Our perception of ourselves is often shaped by reflections, whether in mirrors, photos, or art. However, these representations can differ significantly from reality. While mirrors and cameras serve as tools, they don’t always offer accurate depictions of our true appearance. This disparity can be especially noticeable when comparing selfies and filtered images to unedited photographs.

To gain a better understanding of how others perceive you, I recommend booking a makeup and photography session. This experience can provide valuable insights into how your appearance translates through the lens of a camera and the eyes of others.

At the conclusion of a makeup session, I present my clients with a handheld mirror, unveiling my interpretation of their vision fused with their natural canvas (face). Their reaction and response convey profound insights into their self-perception. Clients often experience a mix of emotions when seeing themselves through professional makeup artistry.
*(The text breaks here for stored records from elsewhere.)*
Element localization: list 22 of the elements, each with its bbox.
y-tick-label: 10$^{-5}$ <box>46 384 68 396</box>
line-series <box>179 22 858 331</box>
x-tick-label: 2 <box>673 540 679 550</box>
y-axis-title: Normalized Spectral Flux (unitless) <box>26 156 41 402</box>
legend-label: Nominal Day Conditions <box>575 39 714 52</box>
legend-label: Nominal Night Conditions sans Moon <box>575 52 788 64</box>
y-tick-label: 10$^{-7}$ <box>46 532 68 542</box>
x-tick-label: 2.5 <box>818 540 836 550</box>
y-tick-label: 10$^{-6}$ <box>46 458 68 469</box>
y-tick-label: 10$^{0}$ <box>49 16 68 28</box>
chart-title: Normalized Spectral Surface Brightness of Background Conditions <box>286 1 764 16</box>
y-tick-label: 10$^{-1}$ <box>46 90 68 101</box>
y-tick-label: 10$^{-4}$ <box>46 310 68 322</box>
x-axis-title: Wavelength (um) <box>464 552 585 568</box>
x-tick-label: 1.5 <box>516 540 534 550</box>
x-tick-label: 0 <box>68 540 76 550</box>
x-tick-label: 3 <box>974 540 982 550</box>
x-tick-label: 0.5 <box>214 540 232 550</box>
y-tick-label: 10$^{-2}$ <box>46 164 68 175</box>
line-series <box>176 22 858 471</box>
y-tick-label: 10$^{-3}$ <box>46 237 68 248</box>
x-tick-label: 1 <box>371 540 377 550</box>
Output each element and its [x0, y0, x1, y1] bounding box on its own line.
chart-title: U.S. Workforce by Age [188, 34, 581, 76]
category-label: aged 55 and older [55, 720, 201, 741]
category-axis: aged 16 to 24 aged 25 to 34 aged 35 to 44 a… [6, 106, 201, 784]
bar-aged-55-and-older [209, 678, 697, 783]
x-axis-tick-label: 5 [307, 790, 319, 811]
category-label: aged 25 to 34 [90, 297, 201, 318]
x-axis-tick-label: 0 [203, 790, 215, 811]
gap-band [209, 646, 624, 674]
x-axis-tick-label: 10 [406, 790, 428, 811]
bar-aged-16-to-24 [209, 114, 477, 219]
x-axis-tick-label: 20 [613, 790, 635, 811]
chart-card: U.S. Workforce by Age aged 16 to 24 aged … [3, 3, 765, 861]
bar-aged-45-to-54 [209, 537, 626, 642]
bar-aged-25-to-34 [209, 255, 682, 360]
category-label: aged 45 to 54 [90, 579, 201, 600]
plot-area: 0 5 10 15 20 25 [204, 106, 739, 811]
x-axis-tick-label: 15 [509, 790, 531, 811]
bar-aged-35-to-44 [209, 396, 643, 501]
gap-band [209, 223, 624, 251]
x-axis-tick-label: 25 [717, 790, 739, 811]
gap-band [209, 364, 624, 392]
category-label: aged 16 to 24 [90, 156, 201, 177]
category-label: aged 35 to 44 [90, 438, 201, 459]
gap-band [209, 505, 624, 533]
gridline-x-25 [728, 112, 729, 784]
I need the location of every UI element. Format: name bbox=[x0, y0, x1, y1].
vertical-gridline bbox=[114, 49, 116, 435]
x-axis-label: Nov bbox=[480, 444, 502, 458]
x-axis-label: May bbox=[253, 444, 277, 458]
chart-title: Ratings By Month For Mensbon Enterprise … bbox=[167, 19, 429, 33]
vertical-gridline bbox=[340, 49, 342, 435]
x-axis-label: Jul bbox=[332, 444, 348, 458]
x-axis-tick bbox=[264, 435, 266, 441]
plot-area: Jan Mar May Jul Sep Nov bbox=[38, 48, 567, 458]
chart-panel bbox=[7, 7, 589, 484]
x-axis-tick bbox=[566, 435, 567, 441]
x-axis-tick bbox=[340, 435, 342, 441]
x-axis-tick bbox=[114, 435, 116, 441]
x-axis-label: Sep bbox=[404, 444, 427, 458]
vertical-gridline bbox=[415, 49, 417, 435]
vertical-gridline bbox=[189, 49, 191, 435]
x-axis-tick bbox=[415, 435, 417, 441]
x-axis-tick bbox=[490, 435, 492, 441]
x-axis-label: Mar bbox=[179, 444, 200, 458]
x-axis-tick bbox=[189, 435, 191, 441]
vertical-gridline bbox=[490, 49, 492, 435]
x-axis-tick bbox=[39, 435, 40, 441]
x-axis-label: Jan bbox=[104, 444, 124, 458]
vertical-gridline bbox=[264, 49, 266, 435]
They may yearn to transform and embrace a new persona while also grappling with the reluctance to deviate from their usual routine.

I recently tuned in to an intriguing conversation with a professor and visual artist specializing in portrait commission paintings. She shared her insights on working with clients, noting that they often struggled to express their desires clearly. “The only thing they were ever sure of was what they didn’t want,” she remarked. Despite attempts to articulate their vision, there was often a disconnect between their expectations and the artist’s interpretation. Even when working on traditional canvas rather than a person’s face, the clients found the colors too intense or too subdued, showcasing the complexities of artistic collaboration.

At an 80-year-old man’s portrait unveiling, his wife’s immediate exclamation was, “Oh, my God- He’s bald!” She expressed disappointment that the portrait did not depict him with hair, despite his baldness in reality.

“People just have strange ideas about what they think they look like or what they should look like. Some clients felt as if they were being shown their mortality if I included a couple wrinkles on their faces in their portraits, even if they have them in real life.” -Clara Lieu (View around the 18 minute mark).

We are composed of so much beauty others have the fortune of viewing.